Selon les secteurs d’activité, la démarche est plus ou moins évidente à mettre en œuvre et le marché fournisseurs n’est pas nécessairement prêt à monter sur un tel niveau de relations. Ainsi, évoluant dans un marché très volatile pour ses achats directs, un directeur achats tente avec beaucoup de difficulté d’apporter plus de formalisme et de contractualisation long terme à ses relations fournisseurs. Mais il a su chercher les bons interlocuteurs, produits par produits, susceptibles de fédérer ses fournisseurs afin de trouver une oreille attentive à ses arguments.

Nous avons tous de gros enjeux de captation et d’alignement de la data avec nos fournisseurs et c’est au fond un investissement

Alors que la réglementation, notamment en termes de RSE lui impose de collecter de plus en plus d’informations auprès de ses fournisseurs, il avoue son intérêt pour la démarche de Boost Aerospace. « Si l’on considère la CSRD, nous avons tous de gros enjeux de captation et d’alignement de la data avec nos fournisseurs et c’est au fond un investissement », relève-t-il. Un investissement qu’il pourrait en effet être conçu collectivement comme l’a fait la filière aéronautique.

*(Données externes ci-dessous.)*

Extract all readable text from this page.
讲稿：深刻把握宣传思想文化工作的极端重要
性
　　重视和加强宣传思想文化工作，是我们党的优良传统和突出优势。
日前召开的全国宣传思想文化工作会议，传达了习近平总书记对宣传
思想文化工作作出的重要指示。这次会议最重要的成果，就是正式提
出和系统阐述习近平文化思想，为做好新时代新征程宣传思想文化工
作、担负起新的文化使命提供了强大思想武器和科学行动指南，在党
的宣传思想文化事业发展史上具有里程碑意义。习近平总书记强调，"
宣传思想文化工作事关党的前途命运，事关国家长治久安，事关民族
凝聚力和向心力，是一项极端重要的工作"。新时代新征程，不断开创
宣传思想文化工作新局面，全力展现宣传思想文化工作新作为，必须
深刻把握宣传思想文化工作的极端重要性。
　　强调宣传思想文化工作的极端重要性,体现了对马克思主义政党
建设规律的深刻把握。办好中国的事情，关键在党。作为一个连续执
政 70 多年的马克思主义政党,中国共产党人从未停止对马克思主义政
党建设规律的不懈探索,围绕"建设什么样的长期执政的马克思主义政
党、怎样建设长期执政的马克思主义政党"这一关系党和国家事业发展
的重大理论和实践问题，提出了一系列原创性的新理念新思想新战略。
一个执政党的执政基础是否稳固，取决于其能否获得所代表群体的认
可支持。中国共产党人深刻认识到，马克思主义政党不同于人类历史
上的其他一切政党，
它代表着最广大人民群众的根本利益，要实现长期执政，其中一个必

Nous avons travaillé à livre ouvert de manière à décomposer le prix de l’ensemble de nos matériels

Le directeur achats d’un grand groupe énergéticien rappelle pour sa part comment il s’est saisi de la période inflationniste pour instaurer une relation plus transparente avec ses fournisseurs afin d’arriver à plus d’équité dans les prix. « Nous avons travaillé à livre ouvert de manière à décomposer le prix de l’ensemble de nos matériels pour évaluer la part de la matière première qui rentrait dans la composition de chacun de nos matériels », raconte-t-il, expliquant avoir abouti à une couverture indicielle à 60 % dans les contrats qui permet de répercuter à la hausse à la baisse les variations de prix des matières premières. Cette démarche lui a non seulement permis de gagner en transparence dans ses relations avec ses fournisseurs, mais aussi de détecter les nouveaux entrants susceptibles de faire du dumping.

La directrice achats d’un grand groupe d’assurances a, quant à elle, extrait les achats locaux de sa recherche de synergies pour préserver son indispensable tissu de prestataires de services aux assurés tels que les garages ou encore les experts.

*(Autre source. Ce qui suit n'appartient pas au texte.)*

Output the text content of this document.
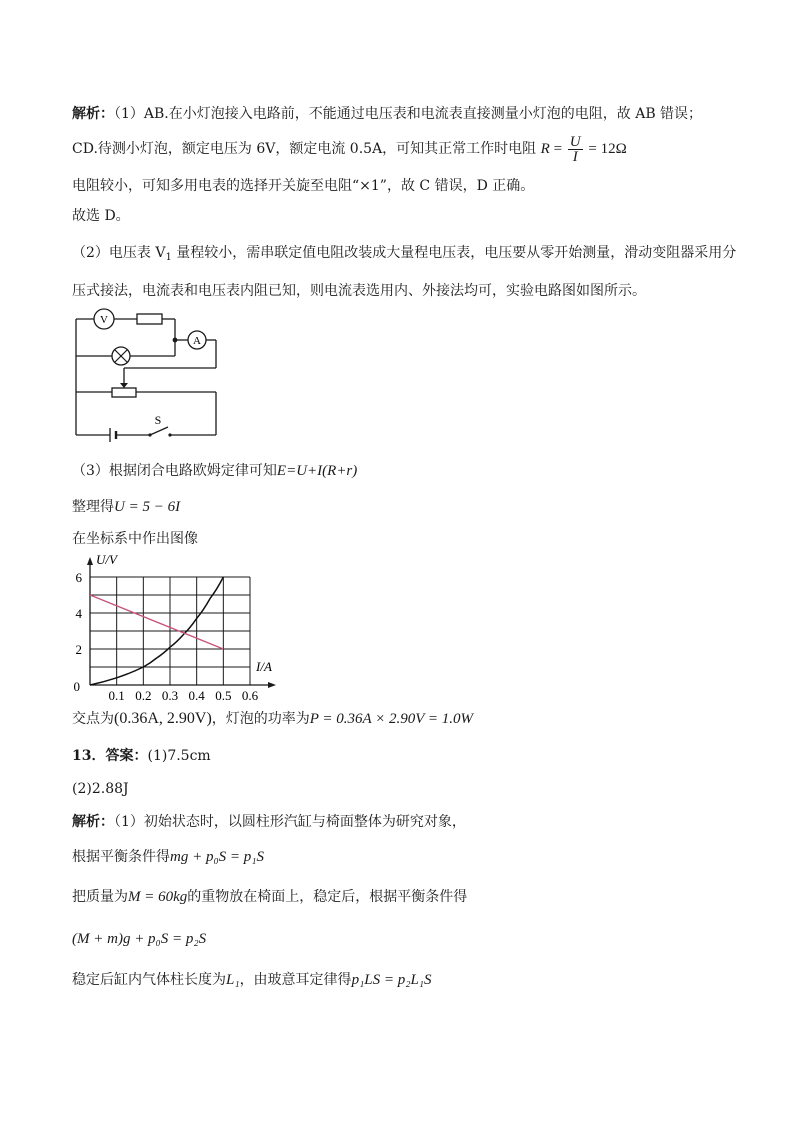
解析：（1）AB.在小灯泡接入电路前，不能通过电压表和电流表直接测量小灯泡的电阻，故 AB 错误；
CD.待测小灯泡，额定电压为 6V，额定电流 0.5A，可知其正常工作时电阻 $R = \frac{U}{I} = 12\Omega$
电阻较小，可知多用电表的选择开关旋至电阻“×1”，故 C 错误，D 正确。
故选 D。
（2）电压表 $V_1$ 量程较小，需串联定值电阻改装成大量程电压表，电压要从零开始测量，滑动变阻器采用分
压式接法，电流表和电压表内阻已知，则电流表选用内、外接法均可，实验电路图如图所示。
V
A
S
（3）根据闭合电路欧姆定律可知E=U+I(R+r)
整理得U = 5 − 6I
在坐标系中作出图像
0.1 0.2 0.3 0.4 0.5 0.6
2
4
6
0
I/A
U/V
交点为(0.36A, 2.90V)，灯泡的功率为P = 0.36A × 2.90V = 1.0W
13．答案：(1)7.5cm
(2)2.88J
解析：（1）初始状态时，以圆柱形汽缸与椅面整体为研究对象，
根据平衡条件得mg + p₀S = p₁S
把质量为M = 60kg的重物放在椅面上，稳定后，根据平衡条件得
(M + m)g + p₀S = p₂S
稳定后缸内气体柱长度为L₁，由玻意耳定律得p₁LS = p₂L₁S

Nous les aidons aussi à se structurer, à faire de la qualité et à bien gérer

Le directeur des achats d’un spécialiste de la livraison dernier kilomètre a la même approche et va jusqu’à soutenir l’électrification de leurs flottes en leur offrant de l’électricité ou en soutenant leur crédibilité vis-à-vis des financeurs. « Nous les aidons aussi à se structurer, à faire de la qualité et à bien gérer », ajoute-t-il. Reste à se prémunir des situations de dépendance en limitant à 40 % de leur chiffre d’affaires.

« Aujourd’hui, les fournisseurs choisissent leur client. C’est à l’acheteur d’être attractif, de développer un discours sur le positionnement stratégique de son entreprise, d’être capable d’expliquer en quoi il est différent d’un autre client et de construire dans la durée une gouvernance créatrice de valeur avec son écosystème », complète Yasser Balawi.

Nous gagnons beaucoup plus en valeur par ce type de démarche que par la simple négociation commerciale

Pour le directeur achats d’un grand groupe industriel dans un secteur particulièrement réglementé, il ne s’agit pas seulement d’être le client préférentiel de ses fournisseurs stratégiques mais aussi de les inviter à rechercher de nouveaux leviers de performance dans le cadre d’une collaboration constructive. Cet industriel n’a pas hésité à convier ses fournisseurs à des ateliers pour qu’ils lui fassent des propositions de simplification de ses designs ou encore de ses process industriels ou contractuels. « Nous gagnons beaucoup plus en valeur par ce type de démarche que par la simple négociation commerciale », reconnait ce directeur achats.